1. Mountain pose (Tadasana)Stand with you feet hip distance apart. Anchor your feet to the ground, put a slight bend in your knees. Engage your abs, by tilting your pelvis forward slightly (pretend you are zipping up a tight pair of jeans). Roll your shoulders back and down, so your shoulder blades are flat against your back. Breathe in and out throw your nose. Hold pose as long as you like.
This pose is easy to do anywhere and is great for centering and grounding yourself.
2. Downward Facing Dog (Adho Mukha Svasana)
Start on your hands and knees, both hip distance apart. Tuck your toes under and slowly raise your butt up to the sky. Spread your fingers out wide (starfish hands) and put equal weight into each fingertip to take pressure off your wrist. Push down into the earth with your hands and heels, as you send your butt to the back of the room. Your body should be in an upside down V, with your head hanging loose and soft. Breathe in the pose for as long as you like.
This is a great pose to stretch your hamstrings (the muscles in the backs of your legs), good to do after sitting for long periods of time.
3. Cat/Cow (Marjariasana) Start again on your hands and knees, hip and shoulder distance apart. As you breathe in, slowly arch your back, like a cat, tucking your tail bone in dropping your head and shoulders down.
Then as you breathe out, drop your belly to the flower in a fluid motion, push your butt up to the sky, stick your chest out, and raise your head up to the ceiling. Flow through these movements with breath, as quickly or as slowly as you like.
This is a great flow for improved digestion.
4. Child's pose (Balasana)
Start on your hands and knees. Spread your knees apart as far as you like. Slowly drop your butt back on your heels and place your forehead on the mat (or your hands, or block). As you hold this posture, breathe into your back, releasing any tension or tightness. Picture your heart melting towards the floor.

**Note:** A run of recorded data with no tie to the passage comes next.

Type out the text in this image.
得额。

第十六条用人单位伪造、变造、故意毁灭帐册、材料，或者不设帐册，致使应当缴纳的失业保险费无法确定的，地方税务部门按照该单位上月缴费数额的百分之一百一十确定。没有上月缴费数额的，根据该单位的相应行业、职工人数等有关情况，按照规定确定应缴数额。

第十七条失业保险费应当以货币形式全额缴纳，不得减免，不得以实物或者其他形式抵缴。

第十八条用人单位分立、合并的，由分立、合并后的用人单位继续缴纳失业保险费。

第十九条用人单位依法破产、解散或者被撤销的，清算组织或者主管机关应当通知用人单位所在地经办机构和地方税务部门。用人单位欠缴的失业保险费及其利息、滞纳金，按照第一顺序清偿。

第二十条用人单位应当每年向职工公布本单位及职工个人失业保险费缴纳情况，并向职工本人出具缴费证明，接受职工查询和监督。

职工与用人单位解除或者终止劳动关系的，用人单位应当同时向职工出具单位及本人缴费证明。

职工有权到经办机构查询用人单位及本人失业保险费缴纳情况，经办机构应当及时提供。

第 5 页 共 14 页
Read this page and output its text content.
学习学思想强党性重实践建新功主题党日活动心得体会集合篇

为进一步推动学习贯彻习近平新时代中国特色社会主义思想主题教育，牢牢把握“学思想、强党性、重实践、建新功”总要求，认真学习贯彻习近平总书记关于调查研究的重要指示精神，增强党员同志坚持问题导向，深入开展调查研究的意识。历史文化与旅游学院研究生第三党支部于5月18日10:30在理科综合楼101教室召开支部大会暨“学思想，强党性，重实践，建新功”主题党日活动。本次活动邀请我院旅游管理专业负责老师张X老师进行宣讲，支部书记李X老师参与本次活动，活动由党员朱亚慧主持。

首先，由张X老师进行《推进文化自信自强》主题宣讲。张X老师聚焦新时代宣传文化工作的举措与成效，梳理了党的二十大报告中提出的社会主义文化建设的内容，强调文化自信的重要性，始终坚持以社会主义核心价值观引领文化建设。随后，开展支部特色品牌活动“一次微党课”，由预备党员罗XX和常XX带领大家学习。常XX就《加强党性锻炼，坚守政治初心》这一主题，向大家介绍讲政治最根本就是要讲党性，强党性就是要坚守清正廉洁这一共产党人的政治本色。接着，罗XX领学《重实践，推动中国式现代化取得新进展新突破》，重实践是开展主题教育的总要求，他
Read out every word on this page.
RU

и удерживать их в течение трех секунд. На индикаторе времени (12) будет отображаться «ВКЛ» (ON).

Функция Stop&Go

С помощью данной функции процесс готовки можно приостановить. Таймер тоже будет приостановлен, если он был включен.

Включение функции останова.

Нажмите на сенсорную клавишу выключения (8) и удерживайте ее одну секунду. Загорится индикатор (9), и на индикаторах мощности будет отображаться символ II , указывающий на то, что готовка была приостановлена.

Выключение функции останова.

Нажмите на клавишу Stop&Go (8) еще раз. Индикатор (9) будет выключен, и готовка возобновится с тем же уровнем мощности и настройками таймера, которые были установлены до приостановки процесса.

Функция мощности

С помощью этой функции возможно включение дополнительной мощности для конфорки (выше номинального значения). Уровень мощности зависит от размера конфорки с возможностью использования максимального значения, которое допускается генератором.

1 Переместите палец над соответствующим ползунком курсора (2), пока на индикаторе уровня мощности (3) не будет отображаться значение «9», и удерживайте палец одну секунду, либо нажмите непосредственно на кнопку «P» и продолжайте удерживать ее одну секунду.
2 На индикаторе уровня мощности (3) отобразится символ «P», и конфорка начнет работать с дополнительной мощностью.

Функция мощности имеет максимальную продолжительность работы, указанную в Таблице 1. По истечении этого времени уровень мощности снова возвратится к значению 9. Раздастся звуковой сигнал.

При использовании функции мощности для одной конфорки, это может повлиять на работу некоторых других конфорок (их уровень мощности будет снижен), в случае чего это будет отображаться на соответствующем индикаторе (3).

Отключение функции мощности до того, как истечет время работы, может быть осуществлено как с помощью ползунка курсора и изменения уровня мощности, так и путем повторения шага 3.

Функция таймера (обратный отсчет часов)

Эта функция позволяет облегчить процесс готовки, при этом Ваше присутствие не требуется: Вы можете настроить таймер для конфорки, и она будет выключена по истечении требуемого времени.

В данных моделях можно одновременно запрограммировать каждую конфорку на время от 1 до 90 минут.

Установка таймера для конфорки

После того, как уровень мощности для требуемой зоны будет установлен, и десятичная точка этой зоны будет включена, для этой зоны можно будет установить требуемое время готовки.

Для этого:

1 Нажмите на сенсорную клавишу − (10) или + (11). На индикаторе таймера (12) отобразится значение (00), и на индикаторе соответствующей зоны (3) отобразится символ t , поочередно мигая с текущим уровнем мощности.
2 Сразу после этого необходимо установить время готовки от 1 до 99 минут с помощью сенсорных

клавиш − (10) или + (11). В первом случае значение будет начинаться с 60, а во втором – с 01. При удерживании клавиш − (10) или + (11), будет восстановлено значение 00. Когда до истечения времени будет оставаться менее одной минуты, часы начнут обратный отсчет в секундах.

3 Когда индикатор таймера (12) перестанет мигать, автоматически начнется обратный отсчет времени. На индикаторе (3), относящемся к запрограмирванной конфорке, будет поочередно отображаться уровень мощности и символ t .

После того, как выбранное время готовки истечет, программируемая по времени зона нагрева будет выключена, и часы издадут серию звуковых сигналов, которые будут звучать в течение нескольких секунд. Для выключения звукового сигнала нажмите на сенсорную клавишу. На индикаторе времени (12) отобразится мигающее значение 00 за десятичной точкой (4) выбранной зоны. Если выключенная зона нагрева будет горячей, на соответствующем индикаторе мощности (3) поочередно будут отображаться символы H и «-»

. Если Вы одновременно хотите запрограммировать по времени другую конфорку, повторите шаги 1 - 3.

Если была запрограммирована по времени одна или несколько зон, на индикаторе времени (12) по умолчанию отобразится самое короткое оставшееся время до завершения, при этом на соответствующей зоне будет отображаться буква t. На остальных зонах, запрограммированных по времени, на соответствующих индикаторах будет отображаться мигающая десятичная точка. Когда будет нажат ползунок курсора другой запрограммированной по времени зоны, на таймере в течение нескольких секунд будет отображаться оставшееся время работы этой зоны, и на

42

This pose is a great rest during your practice, and a hip releaser.
5. Corpse pose (Savasana)
This is how most yoga practices end, and that's why I love yoga. Lie on your back, arms out to the side, palms up, legs apart and feet turned out to where they are comfortable. Press the back of your head to the floor, and tuck your shoulders under you. Let your muscles release and hold as long as you like. Breathe deep and and through your nose.
This pose helps with relaxation and is a great way to honor your body and allow it to reap the benefits of your practice.